Former President Donald Trump is reportedly considering creating a third party in the United States. Such a party, if it comes to fruition, would likely compete with the Republican Party in attempting to court conservative voters in future elections.
The Wall Street Journal was the first to report on Trump’s supposed considerations in creating a third party. According to their reporting, which is based on sources familiar with the matter, the former president might call such an organization the “Patriot Party,” if he indeed decides to move forward with the idea.
Trump’s decision to create a third party might be influenced by his spite toward Republicans after a number of lawmakers and people within the GOP’s ranks expressed their dissatisfaction with his leadership and even blamed him for inciting a mob of loyalists to violently breach the Capitol building earlier this month, to interfere with the process of certifying President Joe Biden’s 2020 presidential election win.
Sen. Mitch McConnell (R-Kentucky), the leader of the Republican caucus in the Senate, finally spoke out against Trump this week, stating in the most direct terms yet that he believed Trump was responsible for what happened at the Capitol on January 6.
“The mob was fed lies.

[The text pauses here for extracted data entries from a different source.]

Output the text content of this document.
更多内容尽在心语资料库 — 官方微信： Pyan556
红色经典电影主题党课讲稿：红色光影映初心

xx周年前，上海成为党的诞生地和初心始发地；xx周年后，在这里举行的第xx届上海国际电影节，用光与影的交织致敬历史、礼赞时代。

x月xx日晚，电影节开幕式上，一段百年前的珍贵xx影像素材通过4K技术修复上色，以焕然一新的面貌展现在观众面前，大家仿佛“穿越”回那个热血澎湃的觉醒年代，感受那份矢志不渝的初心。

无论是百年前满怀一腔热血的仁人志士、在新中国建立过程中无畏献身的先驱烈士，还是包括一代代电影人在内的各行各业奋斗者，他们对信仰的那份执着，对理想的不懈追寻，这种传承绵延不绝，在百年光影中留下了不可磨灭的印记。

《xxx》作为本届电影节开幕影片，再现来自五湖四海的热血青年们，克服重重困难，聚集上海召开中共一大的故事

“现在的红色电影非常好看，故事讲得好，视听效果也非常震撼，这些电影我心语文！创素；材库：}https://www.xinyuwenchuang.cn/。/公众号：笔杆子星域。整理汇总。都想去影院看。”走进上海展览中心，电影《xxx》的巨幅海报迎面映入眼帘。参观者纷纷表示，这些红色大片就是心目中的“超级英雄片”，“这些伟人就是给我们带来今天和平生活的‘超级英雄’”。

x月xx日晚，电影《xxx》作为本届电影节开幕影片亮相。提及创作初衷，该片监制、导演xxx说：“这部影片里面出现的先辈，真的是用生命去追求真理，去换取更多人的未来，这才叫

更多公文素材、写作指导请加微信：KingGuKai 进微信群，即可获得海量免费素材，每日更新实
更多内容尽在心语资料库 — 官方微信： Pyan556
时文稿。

They were provoked by the president and other powerful people,” McConnell said on the Senate floor.
It’s unclear yet what a third party from Trump might look like — if it materializes at all — even whether it would be a true third political party, or just a means for him and his supporters to push a media narrative or provide a means for pushing Trump brand merchandising for the former president, for example.
Third parties have traditionally had a difficult time in producing successful outcomes, as voters tend to gravitate toward one of the two major political parties due to the way U.S. elections are set up. Many believe that supporting a third party candidate might “waste” their vote, as it allows the major political party most out of synch with their views to gain an advantage in “first past the post” elections.
It follows that such concerns might keep Trump from trying to start his own political party. But the former president might also be the very person to inspire normally ardent GOP supporters to take the leap. Support for Trump is strong among Republicans, with polling oftentimes demonstrating that loyalty to the former president is greater than it is for the party itself among right-leaning voters.
There appears to be splintering, too, among Republican lawmakers in Congress. While not saying outright that she’d support a third party created by the former president, Rep. Marjorie Taylor Greene (R-Georgia), a QAnon-believing congresswoman whom Trump himself called a “rising star” in 2020, indicated in a number of tweets on Wednesday that she might be more devoted to him than to the GOP — and that many voters might feel similarly.
“Here’s the warning the GOP needs to hear,” Greene said in her multi-tweet diatribe. “The vast majority of Republican voters, volunteers, and donors are no longer loyal to the GOP, Republican Party, and candidates just because they have an R by their name. Their loyalty now lies with Donald J Trump.”
Greene said that the shift already happened four years ago, after voters “chose an outsider over 16 other Republicans.”
“I have heard from many people over the past few weeks that have told me they will never vote Republican, never donate, or never volunteer again” because they “feel sold out” by Republicans for not fighting harder against President Joe Biden or Democrats in general, Greene added.
Although Trump has not commented publicly on the idea of starting a third party, he did, in his departing words on Wednesday, indicate he would remain part of the U.S. political landscape in the near future.
“I will be watching. I will be listening,” Trump said in his remarks on Wednesday, adding that he would “be back in some form.”